The red dot indicates where performance policy has been violated.

=>Now double click the volume (CDOT_Boston:SP2:VOL_01\Lun01 ),


=>Vm_Exchange_1 Server, and a new storage node “(CDOT_Boston_N1)” are identified as having a 91% correlation ranking. Selecting the checkbox OCI indicates that increase in IOPs and Utilization. Notice the last 24 hours utilization is displayed steadily trending upwards on the utilization graph.

Bullies:
Select the Bullies checkbox next to (CDot_Boston:SP1:Vol_\LUN01) adding the volume data to the expert timeline. OCI’s advanced correlation analytics identifies “Bullies”, as shared resources that are highly correlated resources that impact latency, IOPS or Utilization. Also we can easily view the increase of volume (Lun) IOPs corresponding to the increase in latency.

=>Select the 96% correlation ranking for the Bully volume identified in the correlation view. Below information gives an analysis that OCI has identified the high IOPS of one volume to be highly correlated to the increase in latency on a different volume in a shared storage environment.
For example, two volumes sharing the same storage pool where the activity of one volume negatively impacts a different volume that competes for those same storage resources.
=>Now we have identified the Bully resource, investigate further and determine what is driving the Volume IOPs.

Click the CDot_Boston:SP1:Vol_01\LUN01 bullies, New Virtual Machine has now been identified “(VM_Cs_travBook)”. Select the 99% correlation ranking to view.

The correlation analysis details a 99% correlation between the IOPS driven by the “(VM_Cs_travBook)” VM, and the high IOPS witnessed on the attached volume “(CDot_Boston:SP1:Vol_01\LUN01)”.


=>Select the checkbox for the VM_Cs_travBook VM,
Now we can determine the correlation IOPS of the (VM_Cs_travBook) VM, and the IOPS of the associated volume.

Victims:
Select the Victims volume checkbox for (CDOT_Boston:SP2:VOL_01\Lun01).

=>See the direct correlation in latency for the victim volume (CDOT_Boston:SP2:VOL_01\Lun01), and the higher amount of IOPs generated by the (CDOT_Boston:SP1:VOL_01\Lun01) volume.
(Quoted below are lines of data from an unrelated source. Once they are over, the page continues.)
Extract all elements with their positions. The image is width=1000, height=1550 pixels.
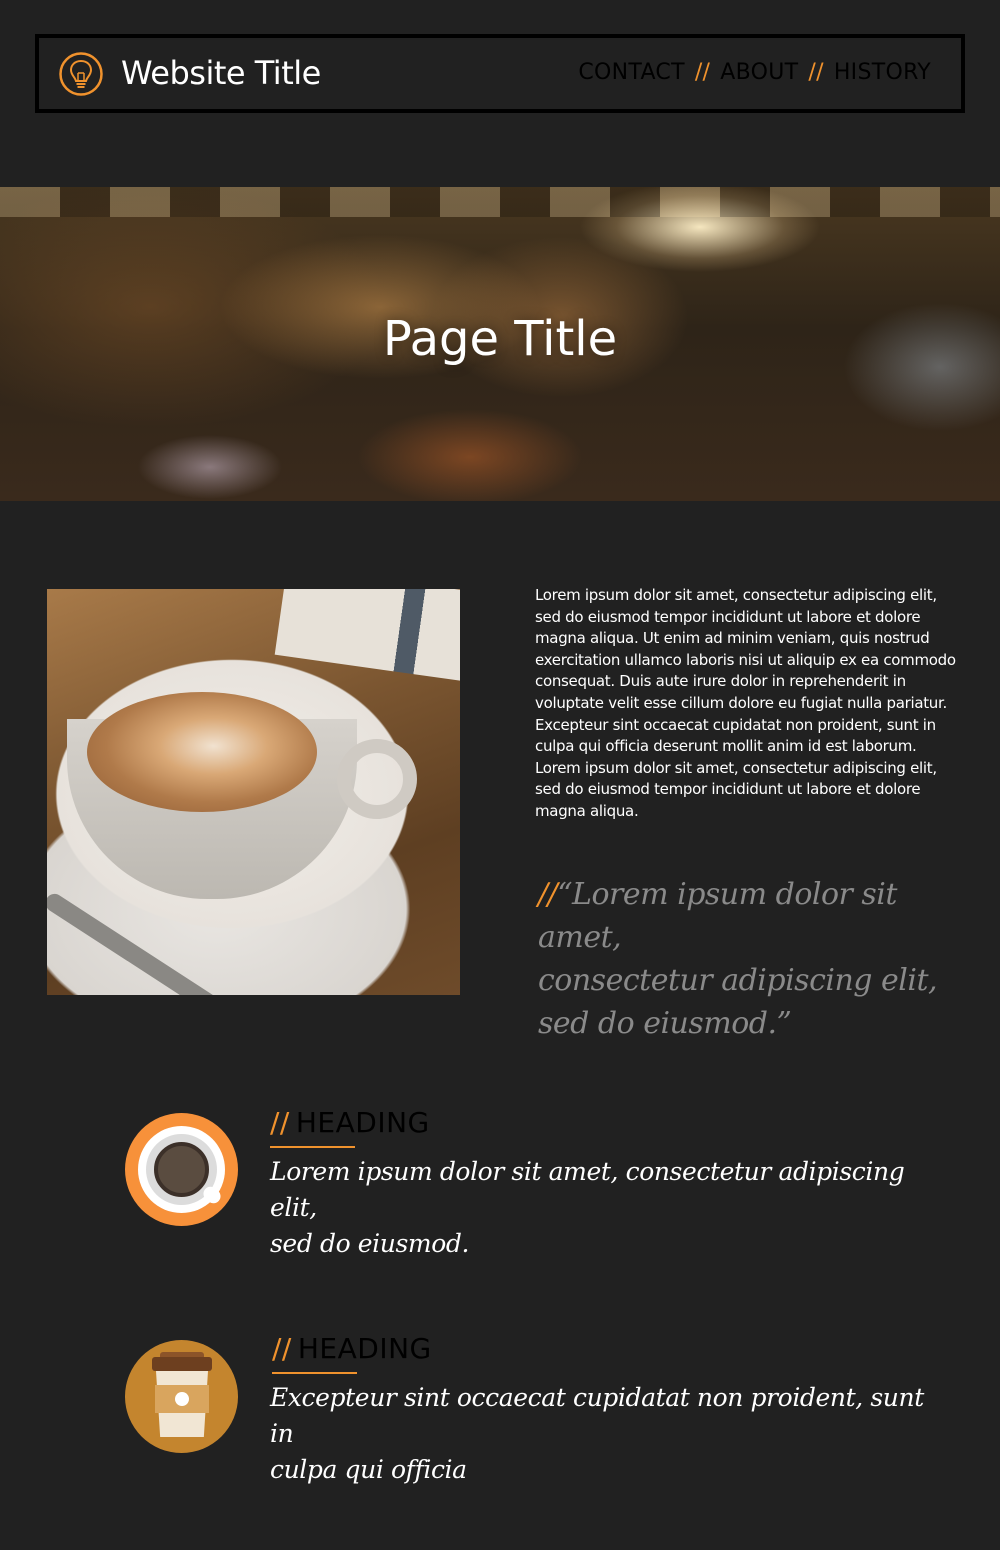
feature-text: Excepteur sint occaecat cupidatat non pr… — [270, 1380, 930, 1488]
towel-shape — [274, 589, 460, 683]
to-go-cup-icon — [125, 1340, 238, 1453]
quote-line-3: sed do eiusmod.” — [538, 1006, 792, 1041]
lightbulb-icon[interactable] — [59, 52, 103, 96]
page-title: Page Title — [382, 311, 618, 367]
coffee-cup-icon — [125, 1113, 238, 1226]
cup-handle-shape — [337, 739, 417, 819]
heading-text: HEADING — [295, 1106, 430, 1139]
site-header: Website Title CONTACT // ABOUT // HISTORY — [35, 34, 965, 113]
heading-underline — [272, 1372, 357, 1374]
nav-item-history[interactable]: HISTORY — [834, 60, 931, 85]
quote-mark: // — [538, 877, 558, 912]
heading-text: HEADING — [297, 1332, 432, 1365]
feature-text-line-2: sed do eiusmod. — [270, 1229, 470, 1258]
heading-mark: // — [272, 1332, 292, 1365]
site-title[interactable]: Website Title — [121, 54, 321, 92]
feature-text-line-1: Lorem ipsum dolor sit amet, consectetur … — [270, 1157, 905, 1222]
nav-item-about[interactable]: ABOUT — [720, 60, 798, 85]
heading-underline — [270, 1146, 355, 1148]
coffee-photo — [47, 589, 460, 995]
pull-quote: //“Lorem ipsum dolor sit amet, consectet… — [538, 873, 978, 1045]
heading-mark: // — [270, 1106, 290, 1139]
nav-separator: // — [694, 60, 711, 85]
latte-art-shape — [87, 692, 317, 812]
nav-item-contact[interactable]: CONTACT — [578, 60, 684, 85]
main-nav: CONTACT // ABOUT // HISTORY — [578, 60, 931, 85]
feature-text: Lorem ipsum dolor sit amet, consectetur … — [270, 1154, 930, 1262]
feature-heading: //HEADING — [272, 1332, 432, 1365]
hero-banner: Page Title — [0, 187, 1000, 501]
quote-line-2: consectetur adipiscing elit, — [538, 963, 938, 998]
nav-separator: // — [808, 60, 824, 85]
quote-line-1: “Lorem ipsum dolor sit amet, — [538, 877, 897, 955]
spoon-shape — [47, 890, 229, 995]
feature-text-line-1: Excepteur sint occaecat cupidatat non pr… — [270, 1383, 924, 1448]
feature-heading: //HEADING — [270, 1106, 430, 1139]
feature-text-line-2: culpa qui officia — [270, 1455, 467, 1484]
body-paragraph: Lorem ipsum dolor sit amet, consectetur … — [535, 586, 956, 820]
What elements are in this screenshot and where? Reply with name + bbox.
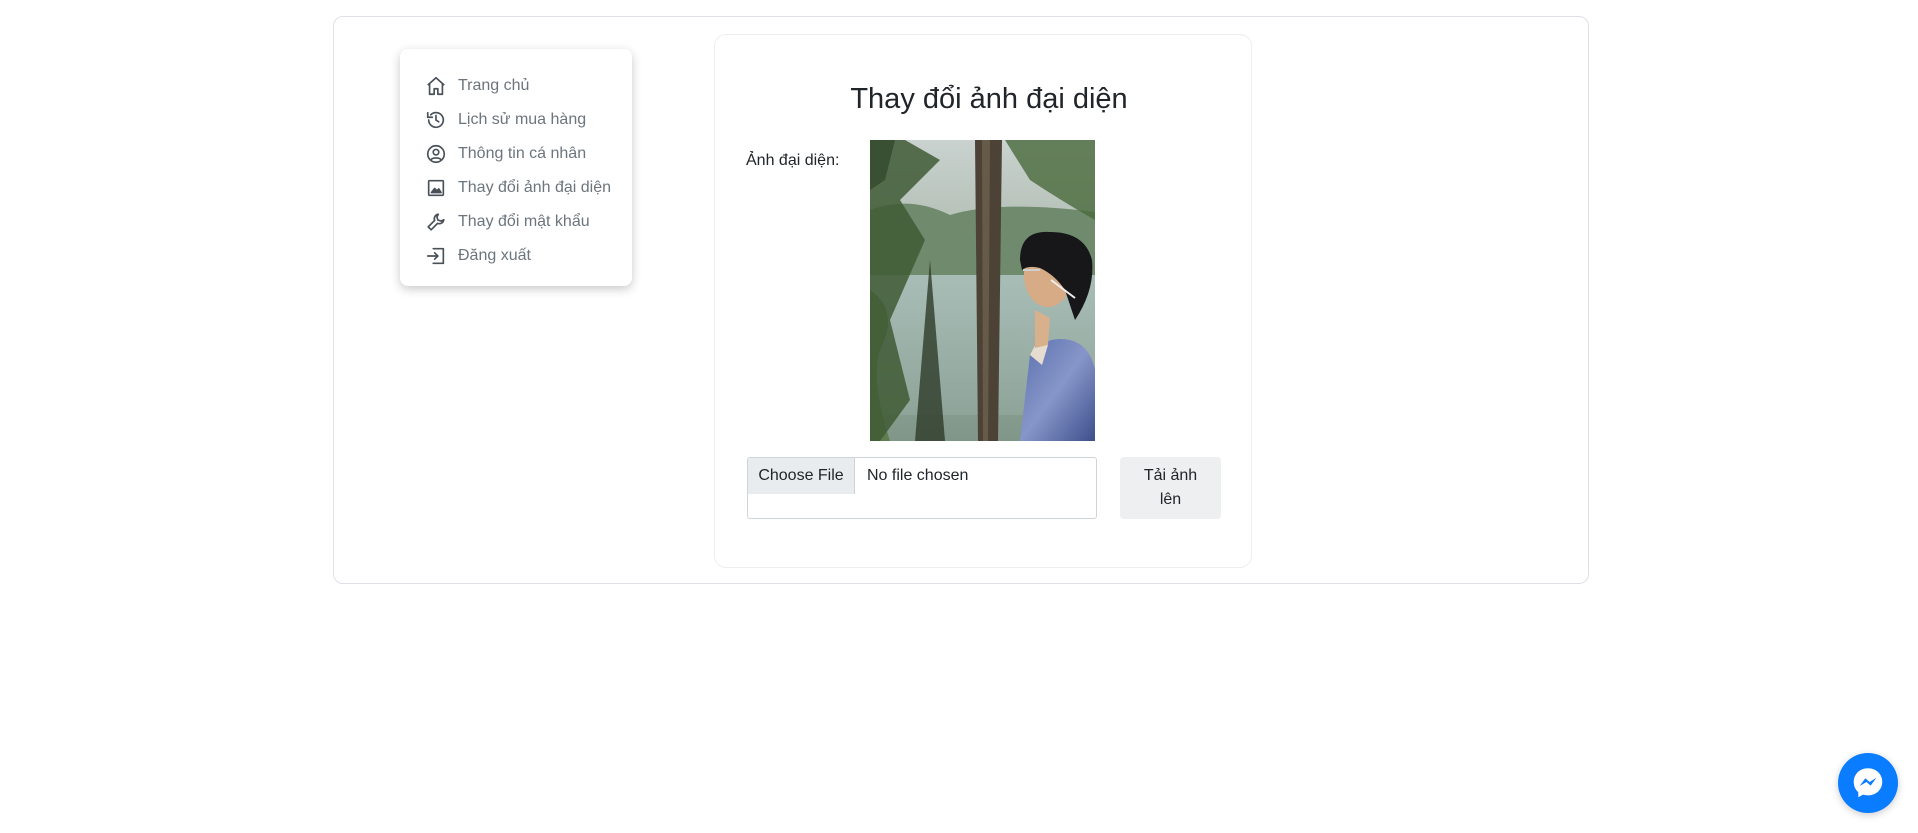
image-icon — [424, 176, 448, 200]
page-title: Thay đổi ảnh đại diện — [850, 83, 1128, 115]
home-icon — [424, 74, 448, 98]
file-status-text: No file chosen — [867, 467, 969, 484]
sidebar-item-logout[interactable]: Đăng xuất — [400, 239, 632, 273]
wrench-icon — [424, 210, 448, 234]
avatar-image — [870, 140, 1095, 441]
messenger-icon — [1849, 764, 1887, 802]
sidebar-item-label: Thay đổi mật khẩu — [458, 213, 590, 230]
logout-icon — [424, 244, 448, 268]
sidebar-item-home[interactable]: Trang chủ — [400, 69, 632, 103]
history-icon — [424, 108, 448, 132]
sidebar-item-label: Trang chủ — [458, 77, 530, 94]
sidebar-item-label: Thay đổi ảnh đại diện — [458, 179, 611, 196]
account-menu: Trang chủ Lịch sử mua hàng Thông tin cá … — [400, 49, 632, 286]
sidebar-item-label: Thông tin cá nhân — [458, 145, 587, 162]
change-avatar-card: Thay đổi ảnh đại diện Ảnh đại diện: Choo… — [714, 34, 1252, 568]
avatar-file-input[interactable]: Choose File No file chosen — [747, 457, 1097, 519]
messenger-chat-button[interactable] — [1838, 753, 1898, 813]
sidebar-item-history[interactable]: Lịch sử mua hàng — [400, 103, 632, 137]
sidebar-item-label: Đăng xuất — [458, 247, 531, 264]
user-circle-icon — [424, 142, 448, 166]
sidebar-item-change-password[interactable]: Thay đổi mật khẩu — [400, 205, 632, 239]
sidebar-item-change-avatar[interactable]: Thay đổi ảnh đại diện — [400, 171, 632, 205]
upload-avatar-button[interactable]: Tải ảnh lên — [1120, 457, 1221, 519]
avatar-label: Ảnh đại diện: — [746, 152, 840, 169]
sidebar-item-profile[interactable]: Thông tin cá nhân — [400, 137, 632, 171]
choose-file-button[interactable]: Choose File — [748, 458, 855, 494]
sidebar-item-label: Lịch sử mua hàng — [458, 111, 587, 128]
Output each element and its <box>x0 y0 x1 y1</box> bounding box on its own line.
We can also see both the (VM_Cs_travBook) VM, and the bully volume (CDOT_Boston:SP1:VOL_01\Lun01) are not observing an increase in latency at the specified time, but their activity is impacting the other volume (CDOT_Boston:SP2:VOL_01\Lun01) using the shared storage Storage pool.

=>Now try to determine the reason for the activity. Double click the VM_Cs_travBook VM.

=>And select the 7days data filter and check the IOPS and Latency,

=>Also we can check the remaining performance counter's .. Throughput, memory, CPU.

From the above details provided in CPU, Throughput and Memory graphs, now we have actionable information regarding the VMs performance, and can investigate the cause of the VM’s memory and CPU spike increases.